Hemşire elimin nasıl bu hale geldiğini soruyormuş. Ama o an öyle kötü hissediyordum ki başımda davul çalsalar duymayacak haldeydim.
Yasin sürekli nasıl olduğumu elimin nasıl bu hale geldiğini sorup duruyordu.
Olduğum yere öylece bakıyordum. Baktığım heryerde de sanki onu görüyordum.
Aşık olmak hemde bu şekilde aşık olmak ne kadar zor bir şeymiş hatta sevdiğünin ağzından onun sevdiğini dinlemek hatta sevdiğinin kalbimde başkasını görmek ne kadar zor ve kötü birşeymiş.
Yasin beni evine götürdü. Köşedeki koltuğa oturup onu beklememi söyledi ve daha sonra elinde iki fincan kahveyle geri döndü.
Kahveyi görünce istemsizce döküldü gözümden yaşlar her kahveler baktığımda gülerdim içimde küçücük de olsa bi ümit vardı hatta bu ümit gün geçtikçe daha da büyüyordu ama çok da büyümeden söndü öldü zaten hepsi.
Kahveyi uzattı bak bu sana iyi gelir diyerek.
Bağırmaya başladım hayır gelmiyo istemiyorum kahveleri görmek içmek kokusunu bile istemiyorum. birdaha asla içmek istemiyorum. Nefret ediyorum tüm kahvelerden.
Hatta denizleride istemiyorum hiç deniz görmek hiç denize bakmak sesini bile duymak istemiyorum.
Hatta güneşi bile istemiyorum hep gece olsun hiç güneş olmasın istiyorum.
Hatta ben onu istemiyorum onu istemiyorum. Çıksın artık kalbimden onu istemiyorum dayanamıyorum.
Sanki bu sözleri söyledikçe içim parçalanıyordu kızarmış ve şişmiş gözerle ağlamak öyle zordu ki başımın ağrısından ve onun beynimde çınlayan son sözlerinden duramıyordum.
Bi an aklımı kaybedecek gibi hissettim. Duymak istemiyordum o son sözlerini hatta hiçbir sözünü.
Son sözleri beynimi yiyordu.

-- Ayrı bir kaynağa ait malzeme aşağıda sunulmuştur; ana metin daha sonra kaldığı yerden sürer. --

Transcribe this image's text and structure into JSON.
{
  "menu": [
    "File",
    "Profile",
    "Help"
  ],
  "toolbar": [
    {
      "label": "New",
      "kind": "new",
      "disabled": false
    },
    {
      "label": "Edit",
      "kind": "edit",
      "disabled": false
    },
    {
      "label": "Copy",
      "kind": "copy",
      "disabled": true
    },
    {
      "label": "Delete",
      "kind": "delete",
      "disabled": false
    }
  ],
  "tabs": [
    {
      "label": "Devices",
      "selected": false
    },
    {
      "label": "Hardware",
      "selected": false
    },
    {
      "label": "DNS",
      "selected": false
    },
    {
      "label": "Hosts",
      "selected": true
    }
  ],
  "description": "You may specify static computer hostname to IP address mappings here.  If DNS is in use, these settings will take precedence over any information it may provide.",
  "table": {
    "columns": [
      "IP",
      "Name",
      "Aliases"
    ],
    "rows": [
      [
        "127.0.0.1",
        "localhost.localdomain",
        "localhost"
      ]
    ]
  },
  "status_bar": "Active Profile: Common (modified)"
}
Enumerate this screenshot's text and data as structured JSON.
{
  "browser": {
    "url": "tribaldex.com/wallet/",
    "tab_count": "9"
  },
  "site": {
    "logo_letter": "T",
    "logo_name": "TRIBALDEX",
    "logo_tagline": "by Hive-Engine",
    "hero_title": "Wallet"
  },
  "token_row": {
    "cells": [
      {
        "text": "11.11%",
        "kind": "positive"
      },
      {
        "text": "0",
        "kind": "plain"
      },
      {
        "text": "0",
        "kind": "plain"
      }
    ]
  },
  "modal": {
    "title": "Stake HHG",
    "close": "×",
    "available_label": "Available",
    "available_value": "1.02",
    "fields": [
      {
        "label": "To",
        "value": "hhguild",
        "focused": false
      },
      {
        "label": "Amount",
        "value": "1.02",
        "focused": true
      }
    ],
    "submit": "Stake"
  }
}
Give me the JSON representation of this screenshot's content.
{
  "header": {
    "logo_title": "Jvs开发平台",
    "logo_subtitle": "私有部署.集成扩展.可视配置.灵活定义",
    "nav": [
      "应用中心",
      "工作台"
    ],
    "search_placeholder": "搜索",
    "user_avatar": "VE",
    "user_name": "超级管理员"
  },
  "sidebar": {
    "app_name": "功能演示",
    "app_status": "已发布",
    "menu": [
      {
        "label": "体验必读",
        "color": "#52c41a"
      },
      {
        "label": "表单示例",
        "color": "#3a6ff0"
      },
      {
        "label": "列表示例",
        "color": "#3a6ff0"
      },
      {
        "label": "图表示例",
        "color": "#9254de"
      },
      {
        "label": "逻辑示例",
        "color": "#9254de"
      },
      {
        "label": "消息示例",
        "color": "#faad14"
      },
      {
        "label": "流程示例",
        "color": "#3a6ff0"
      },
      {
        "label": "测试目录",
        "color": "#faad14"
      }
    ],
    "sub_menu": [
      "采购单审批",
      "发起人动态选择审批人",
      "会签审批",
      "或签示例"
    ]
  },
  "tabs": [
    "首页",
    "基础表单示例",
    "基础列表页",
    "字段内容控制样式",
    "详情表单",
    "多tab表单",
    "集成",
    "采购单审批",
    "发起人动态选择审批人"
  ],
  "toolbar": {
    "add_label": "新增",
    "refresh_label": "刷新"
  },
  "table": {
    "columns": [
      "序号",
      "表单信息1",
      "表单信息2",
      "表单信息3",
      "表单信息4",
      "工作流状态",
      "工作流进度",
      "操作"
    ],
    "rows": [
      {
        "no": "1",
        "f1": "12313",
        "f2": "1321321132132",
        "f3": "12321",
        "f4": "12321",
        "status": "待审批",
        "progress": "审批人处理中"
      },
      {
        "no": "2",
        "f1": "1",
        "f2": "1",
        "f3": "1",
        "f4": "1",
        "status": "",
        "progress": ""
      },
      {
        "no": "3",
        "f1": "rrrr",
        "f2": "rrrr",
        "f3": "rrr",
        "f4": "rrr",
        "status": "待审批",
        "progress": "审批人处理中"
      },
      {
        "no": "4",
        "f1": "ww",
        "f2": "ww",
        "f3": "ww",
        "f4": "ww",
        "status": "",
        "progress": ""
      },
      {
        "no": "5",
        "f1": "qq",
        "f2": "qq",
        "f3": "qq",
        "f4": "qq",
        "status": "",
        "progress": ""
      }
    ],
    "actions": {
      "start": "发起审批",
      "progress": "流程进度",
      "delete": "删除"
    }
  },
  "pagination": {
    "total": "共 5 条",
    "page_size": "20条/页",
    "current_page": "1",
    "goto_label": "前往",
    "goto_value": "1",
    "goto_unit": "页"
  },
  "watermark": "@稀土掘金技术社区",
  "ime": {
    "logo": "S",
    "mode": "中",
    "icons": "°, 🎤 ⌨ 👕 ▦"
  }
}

Sus diye bağırıyordum. Yasin ne hissediyordu nasıl bakıyordu hiç bilmiyordum. Hatta düşünemiyordum.
Kollarımdan tutup yüzümü yüzüne çevirince gözlerinden akana yaşları gördüm.
Başıma ne geldiğini anlamış gibiydi. Gözlerinden akan yaşlar gömleğimi ıslatırken ona sıkı sıkı sarılmıştım.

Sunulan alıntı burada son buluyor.